The most recent installment in the McCourt ownership has his wondering where it all went wrong. |
The settlement will end a six-month legal battle with baseball and it's commissioner, Bud Selig.
McCourt purchased the team in February of 2004 from the Fox Entertainment Group, part of Rupert Murdoch's News Corp, for a sum of $421 million. It's been reported McCourt could now get anywhere from $800 million-$1.2 billion for the club, including the stadium, parking lot and media rights.
October of 2009 is when McCourt's castle came crashing down. It would be announced that McCourt and his wife of 30 years, Jaime McCourt, were putting their marriage to an end. She was fired as the club's CEO just days later and officially filed for divorce.
Fast-forward nearly two years, McCourt has seen a Giants fan get brutally beaten on his property Opening Night of 2011, put a dark cloud over the historic Los Angeles franchise and put the team in financial instability. In April, Selig and MLB stepped in and seized the day-to-day operations of the club, putting McCourt's ownership of the team further in doubt.
In June, Selig rejected a 17-year TV contract McCourt had arranged with Fox to keep the his team afloat. The deal was worth approximately 3 billion dollars. Weeks later, the New England native would file for Chapter 11 bankruptcy protection, a final effort to salvage his ownership with the Dodgers.
Most recently, October saw McCourt's ex-wife relinquish her partial ownership in the team after reaching a $130 million settlement. Later that month MLB revealed McCourt had looted $190 million out of the team for personal endeavors.
It has been a long and treacherous journey for McCourt, a journey that has had an entire city rally against him. But it wasn't all bad.
Before McCourt's arrival, Los Angeles had made two postseason appearances in the last 15 years and yet to win a playoff game since Game 5 of the 1988 World Series. McCourt oversaw four playoff teams during his tenure, including three National League West division titles, and back-to-back NLCS appearances, in 2008 and '09, losing both times to the Philadelphia Phillies.
In his seven seasons at the helm, the Dodgers accumulated a .521 winning percentage and even though the Paul DePodesta experiment didn't work out, McCourt pried Ned Colletti away from the division rival San Francisco Giants, naming him the tenth general manager in franchise history on Nov. 17, 2005.
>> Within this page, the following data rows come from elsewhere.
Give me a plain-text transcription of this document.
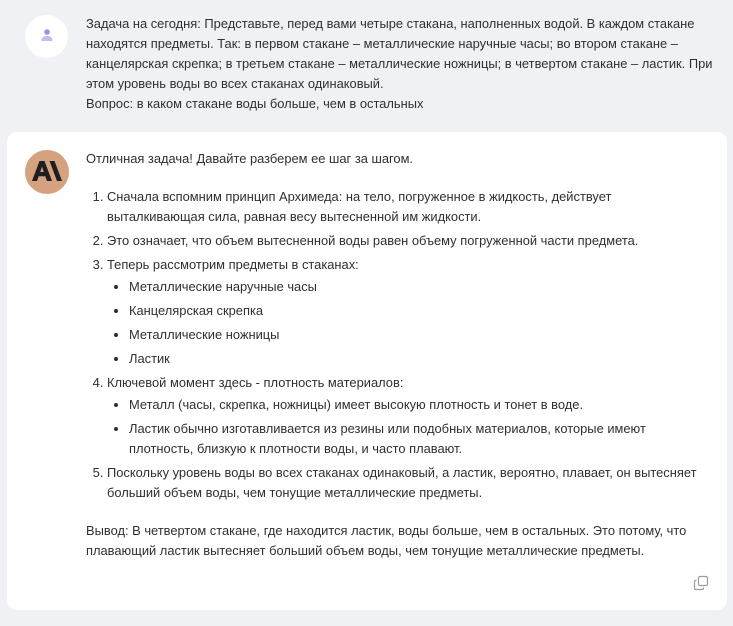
Задача на сегодня: Представьте, перед вами четыре стакана, наполненных водой. В каждом стакане находятся предметы. Так: в первом стакане – металлические наручные часы; во втором стакане – канцелярская скрепка; в третьем стакане – металлические ножницы; в четвертом стакане – ластик. При этом уровень воды во всех стаканах одинаковый.

Вопрос: в каком стакане воды больше, чем в остальных

Отличная задача! Давайте разберем ее шаг за шагом.

1. Сначала вспомним принцип Архимеда: на тело, погруженное в жидкость, действует выталкивающая сила, равная весу вытесненной им жидкости.
2. Это означает, что объем вытесненной воды равен объему погруженной части предмета.
3. Теперь рассмотрим предметы в стаканах:
• Металлические наручные часы
• Канцелярская скрепка
• Металлические ножницы
• Ластик
4. Ключевой момент здесь - плотность материалов:
• Металл (часы, скрепка, ножницы) имеет высокую плотность и тонет в воде.
• Ластик обычно изготавливается из резины или подобных материалов, которые имеют плотность, близкую к плотности воды, и часто плавают.
5. Поскольку уровень воды во всех стаканах одинаковый, а ластик, вероятно, плавает, он вытесняет больший объем воды, чем тонущие металлические предметы.

Вывод: В четвертом стакане, где находится ластик, воды больше, чем в остальных. Это потому, что плавающий ластик вытесняет больший объем воды, чем тонущие металлические предметы.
McCourt is also responsible for hiring soon-to-be Hall of Fame manager Joe Torre prior to the '08 season, bringing in slugger Manny Ramirez, who could be look at as a savior or goat by Dodger fans, depending on how you remember his stint in "Mannywood".
Not to mention investing over $150 million in stadium designs and improvements, helping make Dodger Stadium thrive in the modern era.
However one wants to look his stay in on the West Coast, the inevitable has finally happened. McCourt will be portrayed as a villain until the end and an owner that was never fully embraced by his fan base that is getting their wish.